It seems to be universally accepted that the announcement of the pension freedoms caught most regulators on the hop, with the FCA worst affected.
Perhaps less widely accepted is the view that the lack of consultation and tight timeframe between the freedoms’ announcement and the go-live date meant that those same regulators were forced to play catch-up.
It must be challenging to regulate for a policy described at the time as the most significant change to pensions in 100 years when there is no real consultation and minimal analysis looking at how retirees might behave, and so how to regulate those behaviours.
The FCA were able to make a number of changes to the at retirement regulatory requirements in the time before the freedoms launched – we saw the requirement to ask customers risk questions and provide tailored risk warnings depending on the answers given. Providers were also required to signpost non-advised clients to the Pension Wise service. However, neither of these changes could be described as radical when set against this ‘once in a century’ change to the retirement framework.

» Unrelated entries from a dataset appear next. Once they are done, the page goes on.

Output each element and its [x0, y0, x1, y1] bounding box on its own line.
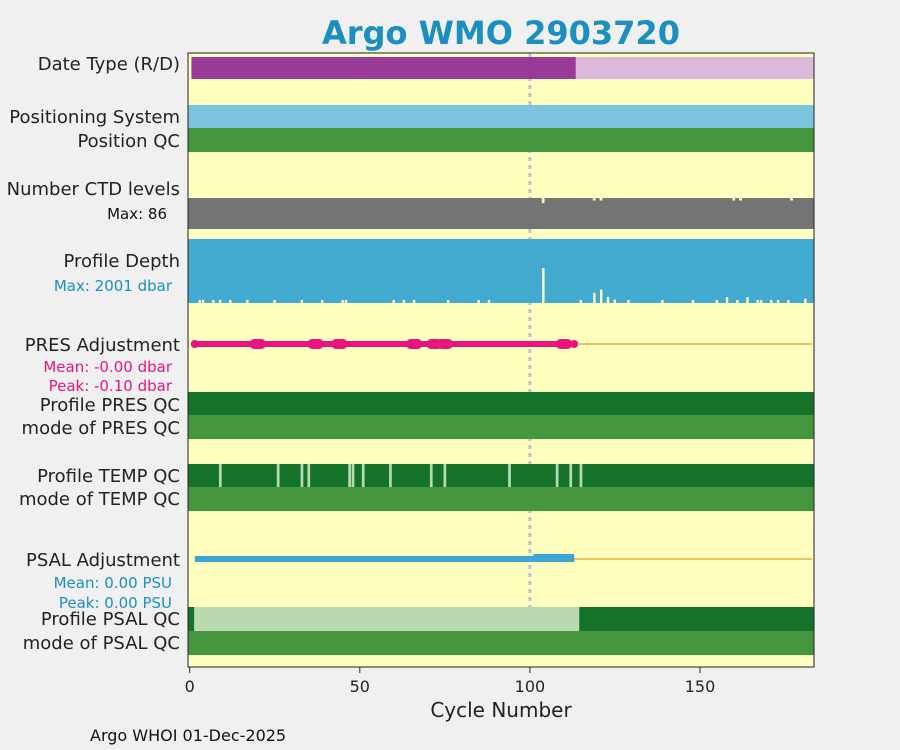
temp-qc-light-cycle [348, 464, 351, 487]
profile-depth-shallow-mark [212, 300, 215, 303]
temp-qc-light-cycle [218, 464, 222, 487]
pres-peak-label: Peak: -0.10 dbar [49, 377, 173, 395]
depth-max-label: Max: 2001 dbar [54, 277, 173, 295]
temp-qc-light-cycle [276, 464, 280, 487]
profile-temp-qc-bar [188, 464, 814, 487]
temp-qc-light-cycle [508, 464, 511, 487]
profile-depth-shallow-mark [756, 300, 759, 303]
temp-qc-light-cycle [555, 464, 559, 487]
x-tick-label: 150 [685, 677, 716, 696]
ctd-levels-dip [732, 198, 736, 201]
label-psal-adjustment: PSAL Adjustment [26, 550, 180, 571]
psal-mean-label: Mean: 0.00 PSU [54, 574, 172, 592]
label-mode-temp-qc: mode of TEMP QC [19, 489, 180, 510]
ctd-levels-dip [790, 198, 793, 201]
chart-title: Argo WMO 2903720 [322, 14, 680, 52]
profile-depth-shallow-mark [446, 300, 450, 303]
temp-qc-light-cycle [307, 464, 311, 487]
profile-depth-shallow-mark [736, 300, 739, 303]
profile-depth-shallow-mark [392, 300, 395, 303]
profile-depth-shallow-mark [321, 300, 324, 303]
profile-pres-qc-bar [188, 392, 814, 415]
label-profile-psal-qc: Profile PSAL QC [41, 609, 180, 630]
pres-adjustment-end [570, 340, 579, 348]
temp-qc-light-cycle [569, 464, 573, 487]
profile-depth-shallow-mark [300, 300, 303, 303]
label-positioning-system: Positioning System [9, 107, 180, 128]
profile-depth-shallow-mark [273, 300, 276, 303]
profile-depth-shallow-mark [344, 300, 348, 303]
label-position-qc: Position QC [77, 131, 180, 152]
temp-qc-light-cycle [579, 464, 583, 487]
profile-depth-shallow-mark [487, 300, 491, 303]
profile-depth-shallow-mark [691, 300, 695, 303]
x-axis-label: Cycle Number [430, 698, 572, 722]
ctd-levels-dip [599, 198, 603, 201]
profile-depth-shallow-mark [770, 300, 773, 303]
x-tick-label: 0 [185, 677, 195, 696]
profile-depth-shallow-mark [600, 289, 603, 303]
temp-qc-light-cycle [443, 464, 447, 487]
temp-qc-light-cycle [300, 464, 304, 487]
footer-credit: Argo WHOI 01-Dec-2025 [90, 726, 286, 745]
profile-depth-shallow-mark [725, 297, 729, 303]
profile-depth-shallow-mark [218, 300, 222, 303]
profile-depth-shallow-mark [201, 300, 205, 303]
ctd-levels-bar [188, 198, 814, 229]
profile-depth-shallow-mark [579, 300, 582, 303]
profile-depth-shallow-mark [412, 300, 416, 303]
plot-area [188, 53, 814, 667]
psal-qc-light-span [194, 607, 580, 631]
label-mode-pres-qc: mode of PRES QC [22, 418, 180, 439]
temp-qc-light-cycle [351, 464, 355, 487]
label-mode-psal-qc: mode of PSAL QC [23, 633, 180, 654]
psal-peak-label: Peak: 0.00 PSU [59, 594, 172, 612]
pres-mean-label: Mean: -0.00 dbar [43, 358, 173, 376]
temp-qc-light-cycle [389, 464, 392, 487]
label-profile-temp-qc: Profile TEMP QC [37, 466, 180, 487]
profile-depth-shallow-mark [804, 298, 807, 303]
profile-depth-shallow-mark [402, 300, 406, 303]
profile-depth-shallow-mark [776, 300, 780, 303]
temp-qc-light-cycle [429, 464, 433, 487]
x-tick-label: 100 [515, 677, 546, 696]
profile-depth-shallow-mark [759, 300, 763, 303]
temp-qc-light-cycle [361, 464, 365, 487]
label-profile-depth: Profile Depth [63, 251, 180, 272]
label-date-type: Date Type (R/D) [38, 54, 180, 75]
profile-depth-shallow-mark [787, 300, 790, 303]
profile-depth-shallow-mark [593, 292, 596, 303]
date-type-realtime-bar [575, 57, 814, 79]
profile-depth-bar [188, 239, 814, 303]
profile-depth-shallow-mark [341, 300, 344, 303]
profile-depth-shallow-mark [715, 300, 719, 303]
ctd-levels-dip [592, 198, 596, 201]
profile-depth-shallow-mark [661, 300, 664, 303]
label-pres-adjustment: PRES Adjustment [25, 335, 180, 356]
profile-depth-shallow-mark [229, 300, 232, 303]
mode-pres-qc-bar [188, 415, 814, 439]
profile-depth-shallow-mark [627, 300, 630, 303]
ctd-levels-dip [541, 198, 545, 204]
profile-depth-shallow-mark [198, 300, 201, 303]
profile-depth-shallow-mark [613, 299, 616, 303]
plot-frame [187, 52, 815, 668]
mode-temp-qc-bar [188, 487, 814, 511]
profile-depth-shallow-mark [746, 297, 749, 303]
pres-adjustment-start [190, 340, 199, 348]
profile-depth-shallow-mark [606, 297, 610, 303]
profile-depth-shallow-mark [477, 300, 480, 303]
position-qc-bar [188, 128, 814, 152]
ctd-levels-dip [739, 198, 742, 201]
mode-psal-qc-bar [188, 631, 814, 655]
ctd-max-label: Max: 86 [107, 205, 167, 223]
label-ctd-levels: Number CTD levels [7, 179, 180, 200]
profile-depth-shallow-mark [542, 268, 545, 303]
positioning-system-bar [188, 105, 814, 128]
date-type-delayed-bar [191, 57, 576, 79]
label-profile-pres-qc: Profile PRES QC [40, 395, 180, 416]
profile-depth-shallow-mark [246, 300, 249, 303]
x-tick-label: 50 [350, 677, 370, 696]
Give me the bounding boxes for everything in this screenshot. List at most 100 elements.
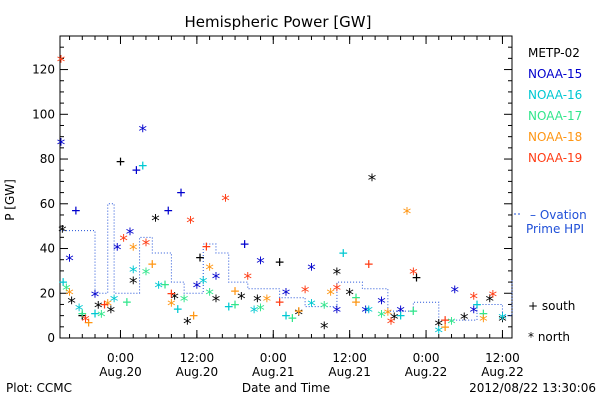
data-point: + bbox=[196, 248, 205, 266]
data-point: + bbox=[294, 302, 303, 320]
data-point: + bbox=[132, 161, 141, 179]
data-point: * bbox=[236, 290, 246, 310]
data-point: + bbox=[59, 273, 68, 291]
data-point: + bbox=[122, 293, 131, 311]
data-point: * bbox=[198, 274, 208, 294]
y-tick-label: 60 bbox=[40, 197, 55, 211]
data-point: * bbox=[306, 296, 316, 316]
data-point: * bbox=[402, 205, 412, 225]
data-point: * bbox=[74, 301, 84, 321]
data-point: * bbox=[96, 308, 106, 328]
y-tick-label: 0 bbox=[47, 331, 55, 345]
data-point: + bbox=[472, 295, 481, 313]
ovation-hpi-layer bbox=[60, 203, 513, 321]
data-point: + bbox=[352, 289, 361, 307]
data-point: * bbox=[488, 287, 498, 307]
data-point: * bbox=[57, 223, 67, 243]
data-point: * bbox=[367, 171, 377, 191]
data-point: * bbox=[434, 323, 444, 343]
x-tick-label-time: 0:00 bbox=[107, 351, 134, 365]
data-point: * bbox=[408, 265, 418, 285]
y-axis: 0 20 40 60 80 100 120 bbox=[32, 35, 512, 345]
data-point: * bbox=[497, 310, 507, 330]
data-point: * bbox=[109, 292, 119, 312]
data-point: * bbox=[106, 303, 116, 323]
y-tick-label: 40 bbox=[40, 242, 55, 256]
data-point: + bbox=[396, 307, 405, 325]
data-point: + bbox=[116, 152, 125, 170]
legend-entry: NOAA-18 bbox=[528, 130, 582, 144]
data-point: + bbox=[364, 255, 373, 273]
marker-legend: + south * north bbox=[528, 299, 575, 344]
legend-entry: NOAA-15 bbox=[528, 67, 582, 81]
data-point: + bbox=[288, 309, 297, 327]
data-point: + bbox=[138, 157, 147, 175]
data-point: * bbox=[319, 319, 329, 339]
data-point: * bbox=[345, 285, 355, 305]
legend-hpi-label-1: – Ovation bbox=[530, 208, 587, 222]
data-point: * bbox=[150, 211, 160, 231]
data-point: + bbox=[164, 201, 173, 219]
data-point: * bbox=[255, 254, 265, 274]
data-point: * bbox=[141, 236, 151, 256]
data-point: * bbox=[319, 299, 329, 319]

Since the freedoms were introduced and these requirements went live the FCA has spent a considerable amount of time gathering data about what retirees have actually been doing with the freedoms. It has also been working on a wide-ranging market study – the Retirement Outcomes Review – and is due to publish its final report covering this review in the first half of 2018.
An issue that the FCA faces, although the extent to which it intends to deal with this in the Retirement Outcomes Review is not clear, is that the author(s) of its own rulebook wrote those rules with a very different retirement framework in mind. The rules were, and largely still are, written with a view to protecting individuals who were faced with a one-and-done decision about how to take benefits. So just before a saver is expected to retire they must be sent information encouraging them to shop around, with an annuity expected to be the home for their retirement funds. Once that annuity has been purchased, no further communication is assumed to be required, so there is no regulatory requirement for that communication.
If the drawdown regulation wasn’t an afterthought, it certainly looks like it was. Providers are given the very high-level requirement to send drawdown customers sufficient information to allow them to review their decision to go into drawdown.
Going forwards, the FCA needs to create a regulatory retirement framework – in my view from scratch – which starts from the position that drawdown (and our friend, the UFPLS) are mainstream options, and which caters for the fact that this means retirement is not a one-and-done decision any longer. The system will never work as effectively as it must if it is built on annuity-focussed, single event foundations, with drawdown simply an afterthought.
Regulations need to deal with the wide range of choices now open to customers regarding the date at which they can access benefits, how they choose to access those benefits at that point in time, and what they then choose to do with them after the point of access.
For huge numbers of savers retirement planning is now a journey that begins a number of years before access is even available and may continue for 30 to 40 years thereafter.
Rules built with a primary aim of helping people to choose an annuity when they reach 65 won’t do it any more.
What this boil down to is the need for the outputs of the Retirement Outcomes Review to reflect that this policy is the most radical change in retirement for 100 years. The regulatory change needs to reflect this by taking things back to the brickwork, if not the foundations. Sticking a fresh coat of paint or some new wallpaper on the walls to cover the regulatory cracks just won’t do it.